As systems based on artificial intelligence (AI) and, in particular, deep learning become increasingly prevalent in research, industry, and everyday life, their robustness against adversarial users remains a critical concern. So-called adversarial attacks on image recognition systems or similar classification models have been studied for more than a decade, and the recent advent of transformer technologies and large language models has led to new attack threats with, potentially, more severe consequences. Recent years have seen substantial progress on the algorithmic side of robustifying machine learning, while, at the same time, attacks have become more sophisticated. Indeed, the 2025 International AI Safety Report (https://www.gov.uk/government/publications/international-ai-safety-report-2025) from a committee chaired by Yoshua Bengio states that “Improved understanding of model internals has advanced both adversarial attacks and defences without a clear winner”.
AI is an interdisciplinary field, and a complete understanding of adversarial attacks and defences requires not only extensive empirical evaluations on realistic data sets, but also rigorous theoretical analysis with mathematical tools. In recent years, an increasing number of mathematicians and theoretical computer scientists have identified adversarial robustness in machine learning as a new research field that can be tackled using a range of techniques, including geometric analysis, partial differential equations, optimal transport, applied statistics and numerical analysis.
The purpose of this special issue of the European Journal of Applied Mathematics is to grow this community and to provide a high-visibility publication platform for excellent theoretical contributions in the field. The issue contains articles representing both leading experts and early career scientists in the area, spanning a wide range of topics and methods related to adversarial robustness.
Several contributions analyse optimisation problems associated with robustness. García Trillos, Kim and Jacobs consider adversarial training – an optimisation problem that minimises the worst-case loss that an adversary can inflict on a classifier by perturbing inputs. They unify three popular models of multiclass adversarial training and prove the existence of optimal classifiers. The authors also pose the open question of how the results might be extended to parameterised families of neural networks. Frank studies adversarial Bayes classifiers which, by definition, minimise the amount of mislabelling when the data have been attacked by a malicious adversary. The author considers a notion of uniqueness for adversarial Bayes classifiers and connects this to a statistical property of surrogate risks. Morris and Murray answer the question of how fast such adversarial Bayes classifiers converge to the (standard) Bayes classifier as the adversarial budget shrinks. Using geometric arguments, they prove a convergence rate in the Hausdorff distance, thereby improving previously known results in weaker distances.

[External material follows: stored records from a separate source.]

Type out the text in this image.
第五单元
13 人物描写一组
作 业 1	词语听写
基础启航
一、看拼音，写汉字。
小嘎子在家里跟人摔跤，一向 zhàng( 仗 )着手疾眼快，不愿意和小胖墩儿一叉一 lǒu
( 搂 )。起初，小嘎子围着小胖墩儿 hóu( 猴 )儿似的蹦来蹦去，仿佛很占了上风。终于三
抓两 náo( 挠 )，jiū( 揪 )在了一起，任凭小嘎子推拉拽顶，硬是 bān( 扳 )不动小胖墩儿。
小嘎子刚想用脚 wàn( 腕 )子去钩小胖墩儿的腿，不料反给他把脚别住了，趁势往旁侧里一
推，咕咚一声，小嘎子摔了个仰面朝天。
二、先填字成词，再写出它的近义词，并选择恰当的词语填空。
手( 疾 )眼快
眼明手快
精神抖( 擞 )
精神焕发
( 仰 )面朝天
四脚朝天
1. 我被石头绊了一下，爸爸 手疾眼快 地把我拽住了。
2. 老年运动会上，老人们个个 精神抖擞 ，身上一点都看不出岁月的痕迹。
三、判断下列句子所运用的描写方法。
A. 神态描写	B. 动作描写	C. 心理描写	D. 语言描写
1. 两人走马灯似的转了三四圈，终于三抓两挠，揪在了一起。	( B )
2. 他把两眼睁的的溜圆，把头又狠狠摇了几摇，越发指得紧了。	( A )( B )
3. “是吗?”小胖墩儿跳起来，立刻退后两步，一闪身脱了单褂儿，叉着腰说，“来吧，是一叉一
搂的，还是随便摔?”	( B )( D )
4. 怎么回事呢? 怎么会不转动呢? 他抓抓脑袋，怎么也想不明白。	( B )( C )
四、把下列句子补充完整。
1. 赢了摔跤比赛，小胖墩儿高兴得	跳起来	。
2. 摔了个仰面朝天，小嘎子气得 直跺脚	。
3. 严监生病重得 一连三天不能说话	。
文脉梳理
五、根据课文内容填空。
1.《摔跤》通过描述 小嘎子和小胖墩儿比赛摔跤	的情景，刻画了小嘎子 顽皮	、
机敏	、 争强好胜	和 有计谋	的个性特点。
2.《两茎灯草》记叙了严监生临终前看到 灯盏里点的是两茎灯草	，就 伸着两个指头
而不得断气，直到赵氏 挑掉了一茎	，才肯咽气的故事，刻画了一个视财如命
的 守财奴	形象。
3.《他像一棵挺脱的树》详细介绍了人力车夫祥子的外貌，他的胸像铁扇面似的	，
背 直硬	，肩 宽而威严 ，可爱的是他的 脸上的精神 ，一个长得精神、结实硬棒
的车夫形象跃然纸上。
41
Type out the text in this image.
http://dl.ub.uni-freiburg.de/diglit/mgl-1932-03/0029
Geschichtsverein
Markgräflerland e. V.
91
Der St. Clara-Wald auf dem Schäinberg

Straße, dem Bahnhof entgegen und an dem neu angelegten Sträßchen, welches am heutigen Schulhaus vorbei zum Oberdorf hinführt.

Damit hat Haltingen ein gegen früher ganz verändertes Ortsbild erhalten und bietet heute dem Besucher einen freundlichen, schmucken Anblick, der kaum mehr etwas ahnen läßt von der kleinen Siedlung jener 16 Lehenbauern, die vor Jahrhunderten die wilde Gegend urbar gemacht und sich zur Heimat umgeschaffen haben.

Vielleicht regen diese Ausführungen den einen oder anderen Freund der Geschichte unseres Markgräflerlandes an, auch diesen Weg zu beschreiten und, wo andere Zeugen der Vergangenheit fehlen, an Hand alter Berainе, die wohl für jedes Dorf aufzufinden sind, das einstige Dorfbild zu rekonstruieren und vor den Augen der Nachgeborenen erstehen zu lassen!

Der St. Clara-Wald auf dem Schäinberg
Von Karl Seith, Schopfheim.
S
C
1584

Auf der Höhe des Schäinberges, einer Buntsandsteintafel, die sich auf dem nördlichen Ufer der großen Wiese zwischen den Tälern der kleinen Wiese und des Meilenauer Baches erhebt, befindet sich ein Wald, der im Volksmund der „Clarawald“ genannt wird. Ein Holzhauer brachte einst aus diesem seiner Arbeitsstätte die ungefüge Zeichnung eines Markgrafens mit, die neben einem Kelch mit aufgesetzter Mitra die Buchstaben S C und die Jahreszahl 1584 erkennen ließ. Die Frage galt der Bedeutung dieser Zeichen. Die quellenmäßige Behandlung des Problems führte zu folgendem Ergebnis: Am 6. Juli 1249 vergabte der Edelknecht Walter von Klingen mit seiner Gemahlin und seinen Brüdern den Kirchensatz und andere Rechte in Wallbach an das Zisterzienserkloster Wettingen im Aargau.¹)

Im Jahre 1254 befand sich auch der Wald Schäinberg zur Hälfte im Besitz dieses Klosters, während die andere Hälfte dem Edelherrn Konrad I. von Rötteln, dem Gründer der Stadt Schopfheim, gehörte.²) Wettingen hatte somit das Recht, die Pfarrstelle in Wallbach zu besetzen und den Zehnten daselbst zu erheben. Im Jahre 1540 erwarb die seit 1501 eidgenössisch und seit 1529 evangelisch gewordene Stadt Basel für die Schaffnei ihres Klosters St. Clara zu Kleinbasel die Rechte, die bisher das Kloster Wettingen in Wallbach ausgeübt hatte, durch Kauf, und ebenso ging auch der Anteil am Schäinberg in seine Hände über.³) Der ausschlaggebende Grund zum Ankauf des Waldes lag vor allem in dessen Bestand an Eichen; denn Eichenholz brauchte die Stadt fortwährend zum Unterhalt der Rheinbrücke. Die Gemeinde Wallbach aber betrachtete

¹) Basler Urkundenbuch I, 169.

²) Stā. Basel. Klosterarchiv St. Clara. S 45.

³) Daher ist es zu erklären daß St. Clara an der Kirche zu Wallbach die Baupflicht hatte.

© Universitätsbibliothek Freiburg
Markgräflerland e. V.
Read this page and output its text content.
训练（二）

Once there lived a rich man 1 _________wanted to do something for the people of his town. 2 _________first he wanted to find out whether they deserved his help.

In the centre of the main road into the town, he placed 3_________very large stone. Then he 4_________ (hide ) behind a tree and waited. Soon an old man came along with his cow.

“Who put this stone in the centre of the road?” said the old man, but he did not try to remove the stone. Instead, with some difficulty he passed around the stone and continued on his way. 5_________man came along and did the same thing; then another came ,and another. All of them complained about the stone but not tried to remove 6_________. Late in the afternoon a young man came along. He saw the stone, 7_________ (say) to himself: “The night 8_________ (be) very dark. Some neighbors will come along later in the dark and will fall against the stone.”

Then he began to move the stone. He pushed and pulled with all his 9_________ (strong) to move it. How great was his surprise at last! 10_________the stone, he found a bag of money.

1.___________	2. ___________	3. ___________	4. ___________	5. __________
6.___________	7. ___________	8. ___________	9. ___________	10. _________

Ding, Jin, Latz and Liu consider robustness to adversaries that attack using a Bayesian approach, producing a relaxation of the usual minimax problem. They then derive, study and test a computational algorithm for solving the problem. Calder, Drenska and Mosaphir consider a scenario where a player receives advice from a set of experts about an unknown quantity varying over discrete time. At each step, the player must choose which expert advice to use when making a prediction. The authors derive a continuum limit PDE and an associated numerical method in order to make several conjectures about the optimality of different strategies. Another continuum limit is studied by Weigand, Roith and Burger. They start with the fast signed gradient method (FSGM) – one of the first adversarial attack strategies to be applied to deep learning classifiers. The method may be viewed as computing the most damaging small perturbation, measured in the infinity norm, to an input image. The authors interpret FSGM as an Euler discretization of a differential inclusion related to ∞-curves of maximal slope, allowing several new insights to be drawn.
Robustness verification is the task of guaranteeing that all inputs from a given region are classified correctly. Casadio, Dinkar, Komendantskaya, Arnaboldi, Daggitt, Isac, Katz, Rieser and Lemon consider this issue in the context of natural language processing (NLP). The authors analyse methods to quantify the discrepancy between the verification of the geometric subspaces and the semantic meaning of the sentences that the subspaces represent. They also propose a general NLP verification pipeline.
Liu and Hansen tackle the issue that traditional classification problems have classification functions that are discontinuous across decision boundaries, and hence have an infinite Lipschitz constant. They provide a new stability measure that is shown to provide a more appropriate handle on stability.
Two articles in this special issue focus on fundamental limitations of AI algorithms. Bastounis, Hansen and Vlačić consider deep networks with ReLU activations, showing that for any fixed architecture, there exists a training set for which any network from this class cannot be both accurate and stable. This is despite the existence of a (higher dimensional) network that is accurate and stable on that specially constructed training set. Gazdag, Antun and Hansen look at interval networks, which can be used to quantify the uncertainty associated with a standard neural network. The authors describe a scenario where the task of constructing an optimal pair of interval networks is non-computable.